Zara Gentil, belenense nata, neta do músico Fávila Gentil, da cidade de Alenquer, entrou no mundo da música aos 19 anos, durante o curso de música da Universidade Federal do Pará (Ufpa) e montou a sua primeira banda com os alunos do curso, a Frequência Amazônica.
 
“A primeira vez que entrei no estúdio pra gravar uma música do meu avô, que é de Alenquer, foi um álbum feito para homenagear os alenqueirenses, produzido pelo escritor Benedicto Monteiro”, conta a artista.
 
Durante uma década, Zara parou e em 2010 retomou o contato com a música por meio do Instituto Universidade Popular. 
 
“A Unipop me trouxe esta oportunidade para voltar ao cenário artístico por meio de um programa voltado para arte e educação, através do teatro, e o diretor do teatro, Alexandre, me chamou para cantar em três espetáculos da instituição”, relembra.
 
Zara sempre escrevia composições, mas não acreditava que suas músicas fossem realmente ganhar melodia e divulgação. “Comecei a mostrar minhas composições para algumas pessoas e, em 2017, lancei meu primeiro trabalho autoral, que foi ‘Lápis, papel e copos’ e ‘Vem pras ruas’. Os dois singles estão disponíveis em todas as plataformas digitais”, informa.

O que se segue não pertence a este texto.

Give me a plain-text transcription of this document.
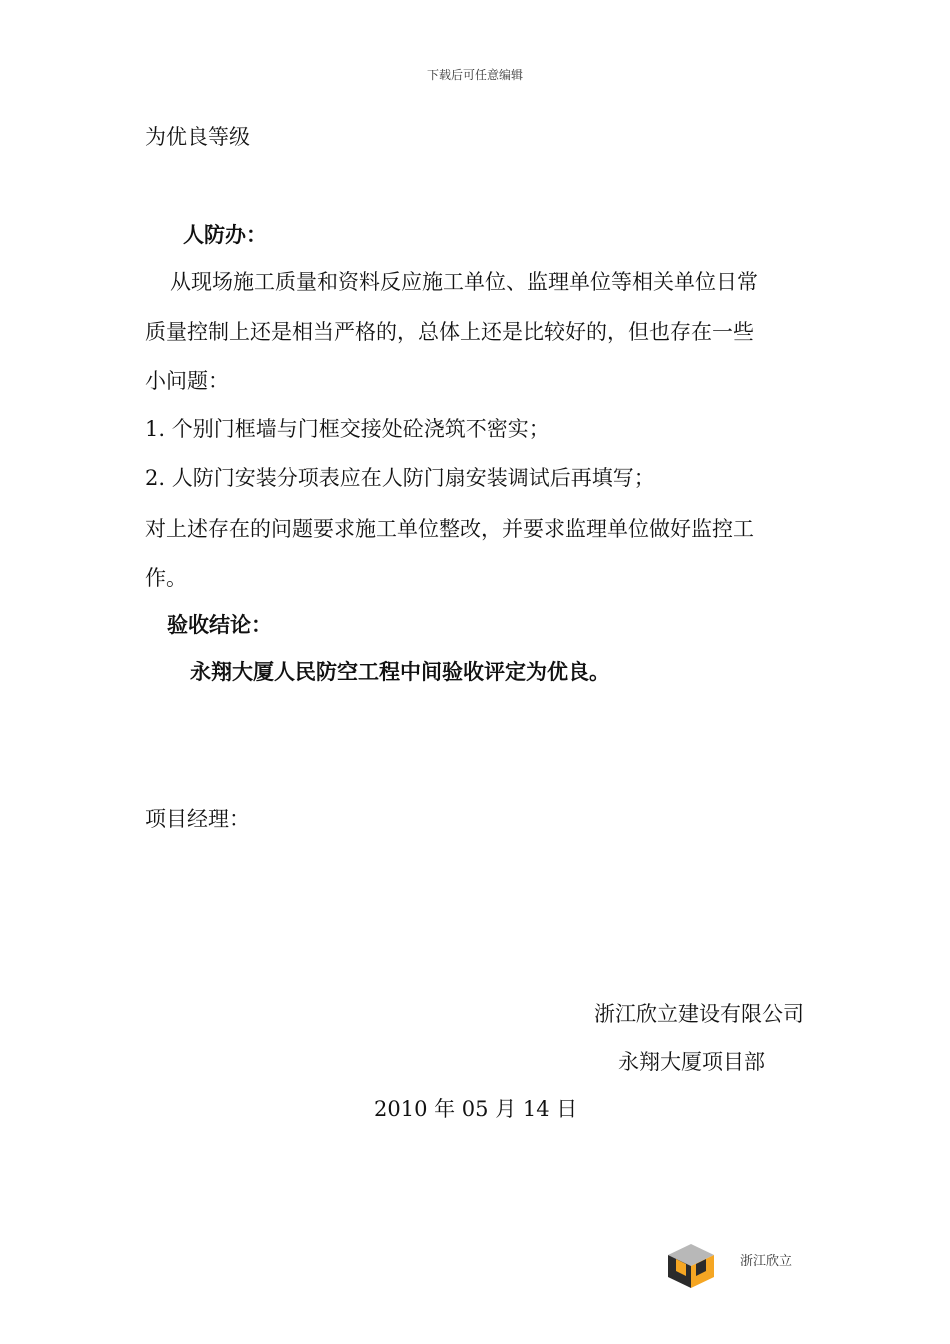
下载后可任意编辑
为优良等级
人防办：
从现场施工质量和资料反应施工单位、监理单位等相关单位日常
质量控制上还是相当严格的，总体上还是比较好的，但也存在一些
小问题：
1. 个别门框墙与门框交接处砼浇筑不密实；
2. 人防门安装分项表应在人防门扇安装调试后再填写；
对上述存在的问题要求施工单位整改，并要求监理单位做好监控工
作。
验收结论：
永翔大厦人民防空工程中间验收评定为优良。
项目经理：
浙江欣立建设有限公司
永翔大厦项目部
2010 年 05 月 14 日
浙江欣立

Para o ano de 2020, Zara pretende lançar seu novo EP com cinco faixas. O trabalho tem a parceria do músico Rafael Guerreiro.
 
“O Rafael, além de meu parceiro musical, é meu companheiro de vida e agora vamos fazer este novo trabalho com outros músicos, Mano Ió e o Vitinho Mará”, adianta.
 
O novo trabalho de Zara é voltado para as experiências sonoras que ouvia quando ia para a praia, mas vai abranger vários gêneros musicais como: guitarrada, reggae, afoxé e muito carnaval.
 
“Eu sou uma pessoa extremamente ligada à praia e a minha experiência praiana é o fio condutor desse meu novo EP.  Vamos fazer o primeiro EP com essa essência que me move, que faz realmente vibrar. Vamos retratar sonoramente essa experiência sonora da praia, com foco no reggae e carimbó”, finaliza.